Der Höchstadter Hannes Farlock hat Iwanowitsch in der Geschichtswerkstatt Minsk (Weißrussland) kennengelernt und eine Dokumentation über seinen Freund gedreht. "Je besser wir uns über die Jahre kennenlernten, je mehr er von sich, seinem Leben, seinen Ansichten preisgab, desto mehr faszinierte er mich", sagt Farlock.

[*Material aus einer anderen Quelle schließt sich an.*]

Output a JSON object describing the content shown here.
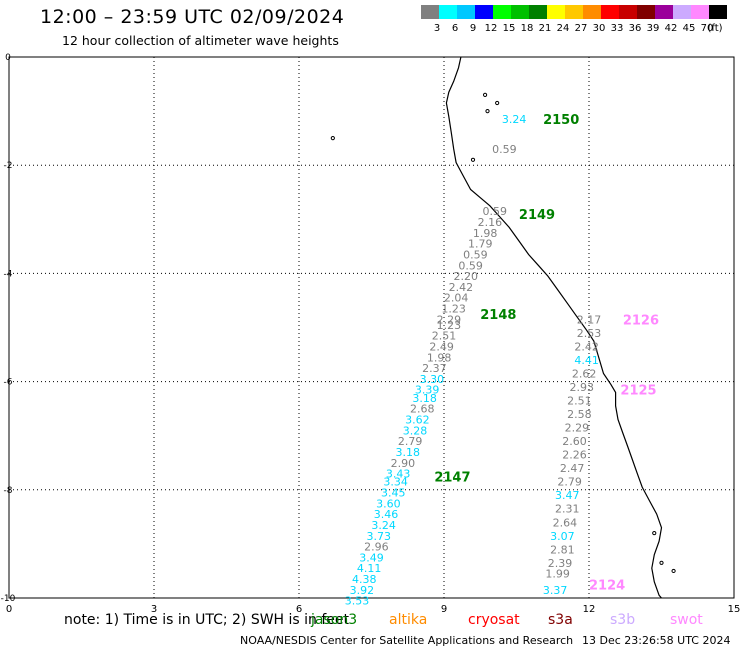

"Ja, Andrei Iwanowitsch", zeigt einen Menschen, der nicht mit seinem Schicksal hadert, sondern mitten im Leben steht. "Wir begleiteten Andrei über ein Jahr mit der Kamera, wir ernteten mit ihm Honig auf seiner Datscha, saßen mit seiner Nachbarin bei Wodka und Wurststullen beisammen, fuhren gemeinsam mit ihm und seinem besten Freund Albert Albertowitsch zum 70. Jahrestag der Befreiung Buchenwalds nach Weimar."
Ein lebensbejahender Film
Die Basis für den Film sei die enge Verbindung gewesen, die zwischen Iwanowitsch und ihm entstanden ist. Mit der Zeit sind sie zu Freunden geworden - und darum geht es Farlock in seinem Film: Einen Freund porträtieren. "Wenn er nicht in einem Konzentrationslager gewesen wäre, hätte ich auch einen Film mit ihm gemacht", erklärt er. Farlock richtet nicht mit dem erhobenen Zeigefinger, sondern porträtiert einen Mann, der dem Leben schöne Seiten abringt - trotz schlimmer Erlebnisse. "Ich wollte keinen weiteren dieser düsteren und belehrenden Filme über Zeitzeugen machen, es sollte etwas direkt am Leben sein, etwas, was Andreis heiterem Geist und munterem Lebenseifer entspricht", sagt Farlock am Montag.Was der Film stattdessen zeigt: "Ein Mensch, der sich im Alter von 91 Jahren jeden Tag beharrlich dem Fremdsprachenstudium widmet und alles Neue mit kindlichem Eifer erfasst, seine Datscha komplett alleine bewirtschaftet und sich und seine Freunde mit Gemüse und Obst selbst versorgt, zwei Mal in der Woche eine Doppelschicht als Nachtwächter einlegt, in zahlreichen Komitees aktiv ist, der mit seiner Freundin ein aktives Liebesleben pflegt. "
Gespräch mit den Schülern
Nachdem der Film am Sonntag Vorpremiere in der Kulturfabrik gefeiert hatte, haben die Schüler des Höchstadter Gymnasiums den Film am Montag gesehen und danach Iwanowitsch und Farlock Fragen gestellt. Iwanowitsch blickt mit aufgeweckten Augen in die Runde, er scheint sich nicht vor den Fragen der Schüler zu scheuen, versucht alle so gut es geht zu beantworten. Eine Stunde stehen Iwanowitsch und Farlock, der für ihn übersetzt, vor den Schülern der neunten und zehnten Klasse.Ein Schüler möchte von Iwanowitsch wissen: Welches Gefühl hat er, wenn er zum Jahrestag der Befreiung Buchenwalds in das Lager zurück kommt? "Die Zeit heilt alle Wunden. Und es ist viel Zeit vergangen", sagt der 91-Jährige ruhig. Mehr als 75 Jahre liegen seine Erlebnisse zurück. In der Zeit hat er seine große Liebe geheiratet, das Paar bekam zwei Söhne. In den 1980er Jahren verstarb seine Frau tragisch, kurz darauf verlor Andrei auch einen seiner Söhne. Bis zum heutigen Tag lebt Andrei Iwanowitsch in Minsk. "Er ist niemandem böse, fühlt keinen Hass", übersetzt Farlock.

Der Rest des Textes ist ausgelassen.